In this elegant mathematical modelling study, Zhu and Gallego looked at the course of the pandemic in over a hundred countries in terms of public health policy, timing and gap. They found five distinct clusters of nations according to their public health policy interventions. Disease transmission dynamics were couch in terms of a daily effective reproduction number or Rt. They noted that “early adoption of social distancing measures and a shorter gap between interventions were associated with a reduction on the duration of outbreaks.” In their results from the first six months of the pandemic, the Rt provided better prediction of future outbreaks and an early indication of the efficacy of containment. It will be fascinating to see how the Rt fares during de-escalation as the pandemic wanes. 

Cumulative dissonance: genotypes and disease severity 

Association of HLA Class I genotypes with severity of COVID-19

This paper from Shkurnikov and colleagues found the HLA-A *01:01 Class I genotype was associated with higher risk, and homozygosity accompanied early deaths. When their risk score was used on an independent patient cohort, it also related to severity of disease. They note that HLA Class I antigens are important mediators of development of an immune response to COVID-19.  Peptides formed in response to cellular SARS-CoV-2 infection combine with the HLA Class I receptors and interact with the T cell receptor of the CD8+ T lymphocyte to produce a progeny of virus-specific cytotoxic lymphocytes. Combinations of HLA Class I receptors affects the severity of various infectious diseases, and other HLA genotypes have previously been reported to be connected with severe COVID. The authors interpret their data cautiously, recognising the small size of subsets and preponderance of male patients.
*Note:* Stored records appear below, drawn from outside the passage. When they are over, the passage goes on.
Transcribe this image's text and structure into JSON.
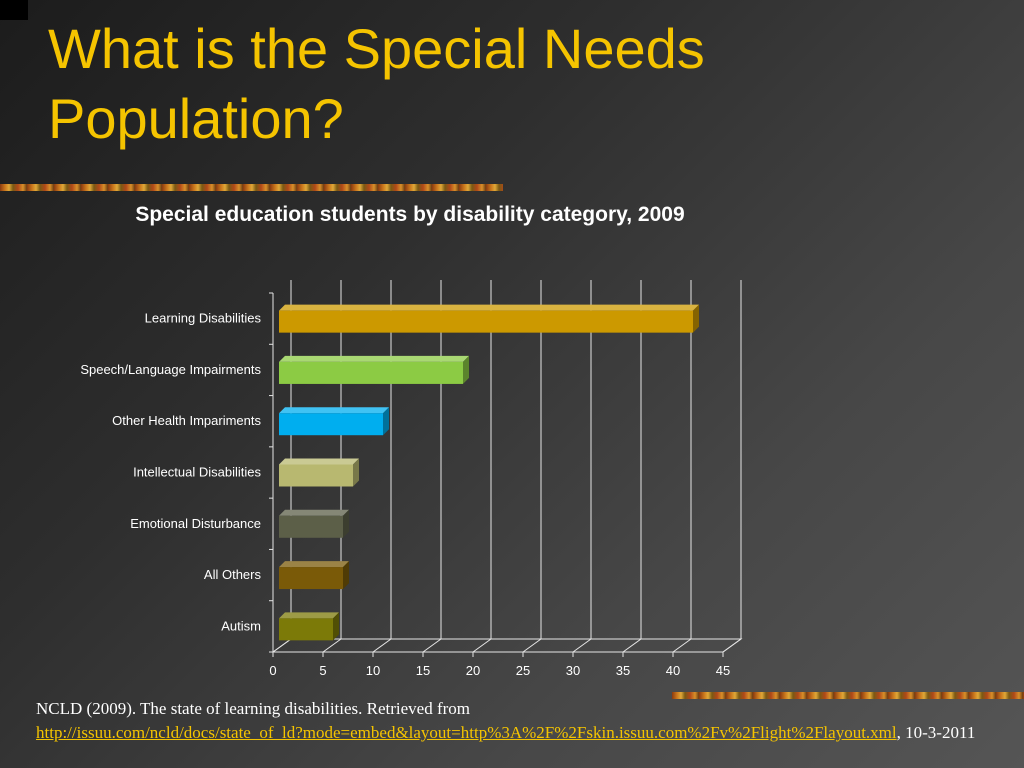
{
  "slide": {
    "title": "What is the Special Needs Population?"
  },
  "chart_data": {
    "type": "bar",
    "orientation": "horizontal",
    "title": "Special education students by disability category, 2009",
    "categories": [
      "Learning Disabilities",
      "Speech/Language Impairments",
      "Other Health Impariments",
      "Intellectual Disabilities",
      "Emotional Disturbance",
      "All Others",
      "Autism"
    ],
    "values": [
      42,
      19,
      11,
      8,
      7,
      7,
      6
    ],
    "bar_colors": [
      "#cc9900",
      "#8ccb44",
      "#00aeef",
      "#b8b870",
      "#5c5f48",
      "#7a5a08",
      "#7c7a08"
    ],
    "x_ticks": [
      0,
      5,
      10,
      15,
      20,
      25,
      30,
      35,
      40,
      45
    ],
    "xlim": [
      0,
      45
    ],
    "grid": true,
    "xlabel": "",
    "ylabel": ""
  },
  "citation": {
    "prefix": "NCLD (2009).  The state of learning disabilities.  Retrieved from",
    "link_text": "http://issuu.com/ncld/docs/state_of_ld?mode=embed&layout=http%3A%2F%2Fskin.issuu.com%2Fv%2Flight%2Flayout.xml",
    "suffix": ", 10-3-2011"
  },
  "colors": {
    "title": "#f5c400",
    "link": "#f5c400",
    "text": "#ffffff"
  }
}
Nevertheless, this study helps advance a mechanistic understanding of the complex relationship between the virus, the cellular immune response and disease outcomes. 

Curtailment: vaccine interval impact

Vaccine-escape and fast-growing mutations in the United Kingdom, the United States, Singapore, Spain, India, and other COVID-19-devastated countries

Confidence in global and national COVID vaccination programmes has been impacted recently by concerns about the arrival of variants of concern. In this paper Wang and colleagues explore variations in the portion of the SARS-CoV-2 genome that determine the binding efficiency of viral spike protein to the ACE2 receptor-binding domain (RBD). Earlier work by this group suggested that these mutations could increase infectivity and reduce the efficacy of existing antibodies. This study extracts data from 31 countries with the highest number of SNP profiles suggesting that S protein and ACE2 binding will be stronger in these countries. Wang et al argue that tracking the growth of ACE2 binding-strengthening mutations in SARS-CoV-2 will guide vaccine development and antibody therapy. For the viral genome inclined, the average SARS-CoV-2 genome has 2.6 mutations on the S protein gene, and this figure is increasing. This underlines the importance of monitoring SARS-CoV-2 evolution through the course of the pandemic.